Matt vive come in apnea, congelato all’interno di una vita in cui tutto è esattamente come dovrebbe: una moglie bella e attiva, l’affetto degli amici, due figlie sveglie di cui una va a un college prestigioso, un lavoro che gli piace, la ricchezza familiare, la villa con piscina e l’isola paradisiaca a fare da culla a tutto questo.
In realtà, niente è come la sua intelligenza emotiva rarefatta gli fa credere.

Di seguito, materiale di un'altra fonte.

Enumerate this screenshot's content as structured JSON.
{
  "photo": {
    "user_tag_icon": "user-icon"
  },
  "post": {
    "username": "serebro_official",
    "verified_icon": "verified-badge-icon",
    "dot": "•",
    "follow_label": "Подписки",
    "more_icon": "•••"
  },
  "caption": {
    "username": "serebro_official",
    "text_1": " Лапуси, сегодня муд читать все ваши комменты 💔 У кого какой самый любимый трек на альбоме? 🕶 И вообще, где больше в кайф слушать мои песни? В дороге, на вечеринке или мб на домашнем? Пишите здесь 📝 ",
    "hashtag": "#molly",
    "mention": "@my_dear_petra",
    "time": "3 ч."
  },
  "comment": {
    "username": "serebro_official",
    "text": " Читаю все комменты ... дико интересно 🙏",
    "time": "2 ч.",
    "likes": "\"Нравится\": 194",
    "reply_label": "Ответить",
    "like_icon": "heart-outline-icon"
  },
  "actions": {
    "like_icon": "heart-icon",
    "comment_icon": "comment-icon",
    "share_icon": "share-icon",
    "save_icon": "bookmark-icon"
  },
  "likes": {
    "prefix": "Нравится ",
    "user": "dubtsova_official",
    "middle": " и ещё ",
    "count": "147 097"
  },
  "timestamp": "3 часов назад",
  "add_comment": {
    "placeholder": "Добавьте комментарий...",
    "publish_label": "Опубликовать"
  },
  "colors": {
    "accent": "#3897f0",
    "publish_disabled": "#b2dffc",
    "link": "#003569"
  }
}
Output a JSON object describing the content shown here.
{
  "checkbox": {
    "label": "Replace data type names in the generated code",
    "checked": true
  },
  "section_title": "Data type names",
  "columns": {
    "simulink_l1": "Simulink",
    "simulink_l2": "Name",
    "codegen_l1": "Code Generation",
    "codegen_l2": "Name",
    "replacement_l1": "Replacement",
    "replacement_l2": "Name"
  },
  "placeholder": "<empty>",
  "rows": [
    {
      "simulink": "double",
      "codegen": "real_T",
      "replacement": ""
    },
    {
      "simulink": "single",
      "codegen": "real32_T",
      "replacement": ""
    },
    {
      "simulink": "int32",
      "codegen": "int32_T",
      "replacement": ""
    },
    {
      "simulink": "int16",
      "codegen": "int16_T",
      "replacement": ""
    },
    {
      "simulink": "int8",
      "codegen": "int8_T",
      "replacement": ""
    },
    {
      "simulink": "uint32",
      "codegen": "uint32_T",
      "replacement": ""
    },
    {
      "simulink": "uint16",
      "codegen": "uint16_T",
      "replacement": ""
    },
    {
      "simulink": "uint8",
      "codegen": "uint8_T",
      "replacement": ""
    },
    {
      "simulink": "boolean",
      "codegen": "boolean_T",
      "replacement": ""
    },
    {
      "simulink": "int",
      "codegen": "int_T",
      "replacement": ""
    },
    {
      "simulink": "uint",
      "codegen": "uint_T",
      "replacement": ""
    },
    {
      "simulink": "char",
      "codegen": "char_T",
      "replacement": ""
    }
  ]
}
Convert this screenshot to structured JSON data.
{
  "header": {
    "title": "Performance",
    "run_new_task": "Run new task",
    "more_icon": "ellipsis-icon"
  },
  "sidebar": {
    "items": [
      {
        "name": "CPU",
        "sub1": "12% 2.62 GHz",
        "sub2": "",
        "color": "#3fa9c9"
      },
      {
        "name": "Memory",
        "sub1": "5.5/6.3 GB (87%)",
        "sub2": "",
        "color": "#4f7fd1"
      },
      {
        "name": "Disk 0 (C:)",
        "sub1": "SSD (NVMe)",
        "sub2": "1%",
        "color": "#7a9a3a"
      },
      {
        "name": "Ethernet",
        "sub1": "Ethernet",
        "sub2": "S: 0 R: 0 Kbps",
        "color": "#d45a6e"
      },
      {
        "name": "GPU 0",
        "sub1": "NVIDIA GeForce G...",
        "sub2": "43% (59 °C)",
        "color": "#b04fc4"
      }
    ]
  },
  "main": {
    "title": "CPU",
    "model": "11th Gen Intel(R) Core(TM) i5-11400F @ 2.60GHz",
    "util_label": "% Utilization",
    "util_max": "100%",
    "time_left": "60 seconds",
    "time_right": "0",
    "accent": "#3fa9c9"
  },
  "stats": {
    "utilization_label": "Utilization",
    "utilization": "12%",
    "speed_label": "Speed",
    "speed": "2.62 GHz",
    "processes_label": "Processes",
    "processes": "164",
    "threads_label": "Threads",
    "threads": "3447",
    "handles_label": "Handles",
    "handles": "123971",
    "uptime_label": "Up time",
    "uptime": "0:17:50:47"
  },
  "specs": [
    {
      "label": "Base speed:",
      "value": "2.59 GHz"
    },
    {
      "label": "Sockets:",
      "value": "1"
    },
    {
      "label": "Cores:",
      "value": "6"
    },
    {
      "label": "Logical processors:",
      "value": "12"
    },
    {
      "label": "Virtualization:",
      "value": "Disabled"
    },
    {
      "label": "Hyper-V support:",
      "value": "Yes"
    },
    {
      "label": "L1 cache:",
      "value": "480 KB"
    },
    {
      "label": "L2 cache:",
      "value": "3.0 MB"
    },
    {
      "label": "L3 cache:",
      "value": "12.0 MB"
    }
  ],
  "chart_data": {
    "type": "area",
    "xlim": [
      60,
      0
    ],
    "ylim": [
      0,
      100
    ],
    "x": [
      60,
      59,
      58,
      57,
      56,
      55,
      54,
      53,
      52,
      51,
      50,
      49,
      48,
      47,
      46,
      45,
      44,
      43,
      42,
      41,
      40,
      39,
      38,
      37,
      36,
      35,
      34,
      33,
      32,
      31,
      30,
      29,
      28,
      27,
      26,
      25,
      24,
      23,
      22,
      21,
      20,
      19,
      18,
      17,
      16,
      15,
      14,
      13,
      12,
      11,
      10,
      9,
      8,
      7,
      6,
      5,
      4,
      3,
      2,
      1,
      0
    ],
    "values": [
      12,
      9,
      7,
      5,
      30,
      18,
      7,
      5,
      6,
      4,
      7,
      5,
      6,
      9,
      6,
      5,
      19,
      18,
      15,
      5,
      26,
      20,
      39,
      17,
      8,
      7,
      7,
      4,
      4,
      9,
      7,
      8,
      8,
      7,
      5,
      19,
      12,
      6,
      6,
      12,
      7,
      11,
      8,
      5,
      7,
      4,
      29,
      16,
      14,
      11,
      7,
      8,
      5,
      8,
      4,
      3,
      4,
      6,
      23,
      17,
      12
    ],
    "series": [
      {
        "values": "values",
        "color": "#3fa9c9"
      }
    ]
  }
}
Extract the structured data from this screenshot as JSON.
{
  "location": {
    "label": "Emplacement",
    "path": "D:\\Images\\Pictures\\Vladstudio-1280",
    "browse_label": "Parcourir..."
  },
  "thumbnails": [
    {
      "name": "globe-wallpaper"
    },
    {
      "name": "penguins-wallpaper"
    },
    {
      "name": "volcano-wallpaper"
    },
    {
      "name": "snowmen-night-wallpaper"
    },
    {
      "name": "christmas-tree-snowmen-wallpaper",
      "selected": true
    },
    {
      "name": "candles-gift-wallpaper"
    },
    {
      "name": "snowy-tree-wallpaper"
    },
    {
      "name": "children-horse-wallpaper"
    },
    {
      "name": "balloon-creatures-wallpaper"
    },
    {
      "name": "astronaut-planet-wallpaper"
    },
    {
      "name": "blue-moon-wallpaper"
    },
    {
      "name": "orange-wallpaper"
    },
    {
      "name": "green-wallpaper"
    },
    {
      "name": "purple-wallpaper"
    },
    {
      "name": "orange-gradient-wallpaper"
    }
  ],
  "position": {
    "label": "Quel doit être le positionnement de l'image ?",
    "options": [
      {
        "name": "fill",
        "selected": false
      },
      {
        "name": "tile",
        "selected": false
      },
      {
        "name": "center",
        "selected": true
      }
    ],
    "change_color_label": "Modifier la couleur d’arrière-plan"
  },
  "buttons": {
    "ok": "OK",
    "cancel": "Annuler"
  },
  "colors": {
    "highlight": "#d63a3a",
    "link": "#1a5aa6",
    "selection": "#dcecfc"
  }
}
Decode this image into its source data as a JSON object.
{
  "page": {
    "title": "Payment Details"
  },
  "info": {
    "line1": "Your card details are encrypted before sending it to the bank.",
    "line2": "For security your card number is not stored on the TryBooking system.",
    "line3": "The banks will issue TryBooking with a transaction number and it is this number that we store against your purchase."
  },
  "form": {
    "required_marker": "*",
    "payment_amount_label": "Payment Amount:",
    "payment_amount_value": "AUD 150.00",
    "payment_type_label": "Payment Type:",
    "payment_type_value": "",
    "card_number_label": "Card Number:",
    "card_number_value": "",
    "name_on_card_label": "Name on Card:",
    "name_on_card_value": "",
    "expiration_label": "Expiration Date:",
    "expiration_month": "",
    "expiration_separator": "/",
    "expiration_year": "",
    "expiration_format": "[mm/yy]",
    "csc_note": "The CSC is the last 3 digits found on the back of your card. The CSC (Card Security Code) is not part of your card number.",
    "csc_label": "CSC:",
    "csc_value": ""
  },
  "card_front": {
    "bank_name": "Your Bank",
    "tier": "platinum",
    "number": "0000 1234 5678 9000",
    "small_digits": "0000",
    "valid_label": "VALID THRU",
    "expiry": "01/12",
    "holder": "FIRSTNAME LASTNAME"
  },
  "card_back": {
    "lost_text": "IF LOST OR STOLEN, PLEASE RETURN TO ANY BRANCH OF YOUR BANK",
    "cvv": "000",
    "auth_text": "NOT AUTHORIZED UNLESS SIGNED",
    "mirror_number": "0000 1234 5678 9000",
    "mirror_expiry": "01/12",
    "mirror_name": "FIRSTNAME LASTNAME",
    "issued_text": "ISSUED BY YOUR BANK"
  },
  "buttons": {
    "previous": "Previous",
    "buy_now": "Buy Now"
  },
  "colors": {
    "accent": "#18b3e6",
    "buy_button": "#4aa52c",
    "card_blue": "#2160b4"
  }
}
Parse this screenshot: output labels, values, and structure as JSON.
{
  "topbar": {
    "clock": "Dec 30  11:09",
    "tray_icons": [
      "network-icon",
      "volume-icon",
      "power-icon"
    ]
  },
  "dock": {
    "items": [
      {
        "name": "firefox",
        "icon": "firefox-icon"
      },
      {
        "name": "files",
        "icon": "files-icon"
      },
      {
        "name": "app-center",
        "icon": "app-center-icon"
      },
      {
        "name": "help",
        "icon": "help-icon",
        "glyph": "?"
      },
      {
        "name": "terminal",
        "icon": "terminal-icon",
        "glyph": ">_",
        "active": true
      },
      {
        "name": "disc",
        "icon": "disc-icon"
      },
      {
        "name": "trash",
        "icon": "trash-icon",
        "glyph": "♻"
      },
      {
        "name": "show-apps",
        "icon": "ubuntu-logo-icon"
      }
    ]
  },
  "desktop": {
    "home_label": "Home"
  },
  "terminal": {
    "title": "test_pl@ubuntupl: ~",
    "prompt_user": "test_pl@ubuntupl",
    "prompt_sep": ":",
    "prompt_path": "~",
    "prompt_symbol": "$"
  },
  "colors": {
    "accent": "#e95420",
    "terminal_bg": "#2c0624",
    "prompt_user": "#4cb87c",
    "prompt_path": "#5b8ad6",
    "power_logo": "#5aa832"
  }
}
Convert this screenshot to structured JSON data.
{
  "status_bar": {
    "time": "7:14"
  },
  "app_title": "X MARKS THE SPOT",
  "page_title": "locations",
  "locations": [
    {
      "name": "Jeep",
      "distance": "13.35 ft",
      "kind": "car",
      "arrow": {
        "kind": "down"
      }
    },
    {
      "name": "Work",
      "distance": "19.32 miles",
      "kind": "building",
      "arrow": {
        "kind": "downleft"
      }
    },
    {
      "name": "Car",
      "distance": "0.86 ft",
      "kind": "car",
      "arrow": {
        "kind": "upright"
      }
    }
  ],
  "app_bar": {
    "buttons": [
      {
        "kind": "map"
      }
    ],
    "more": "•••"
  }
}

Ed è la vita stessa che lo costringe a porsi delle domande, a tirare fuori la rabbia, a guardarsi intorno forse per la prima volta, a entrare in contatto con se stesso.
La storia di Paradiso amaro è raccontata in modo un po’ spiazzante, è costellata di personaggi buffi, quasi irreali e di situazioni tragicomiche; la stessa ambientazione teoricamente idilliaca appare inquietante, con i suoi orribili grattacieli, i fintissimi prati inglesi, i cieli scuri e cangianti, la natura quasi respingente.
Tutto però si compone nel personaggio di Matt e nel percorso che lo porterà a perdonare, a scegliere, a ritrovare.
Non certo un film lineare, ma nemmeno un film banale e scontato come si poteva temere.
Alexander Payne dimostra di essere un signor regista e riesce sostanzialmente a tenere insieme la materia magmatica di questa storia, anche e soprattutto grazie alla bravura di George Clooney.
E comunque se pensavate che le camicie a fiori o dalle fantasie orribili cui associamo mentalmente le Hawaii sono un vezzo da turisti, sappiate che non è così…
Le portano davvero tutti!
Voto: 3/5
P.S. Straordinaria la metafora di Matt sulla famiglia, un arcipelago come le Hawaii, le cui componenti sono parte di un tutt'uno, benchè separate e sole e sempre alla deriva, lentamente si allontanano... (benché il film in qualche modo dimostri esattamente il contrario!)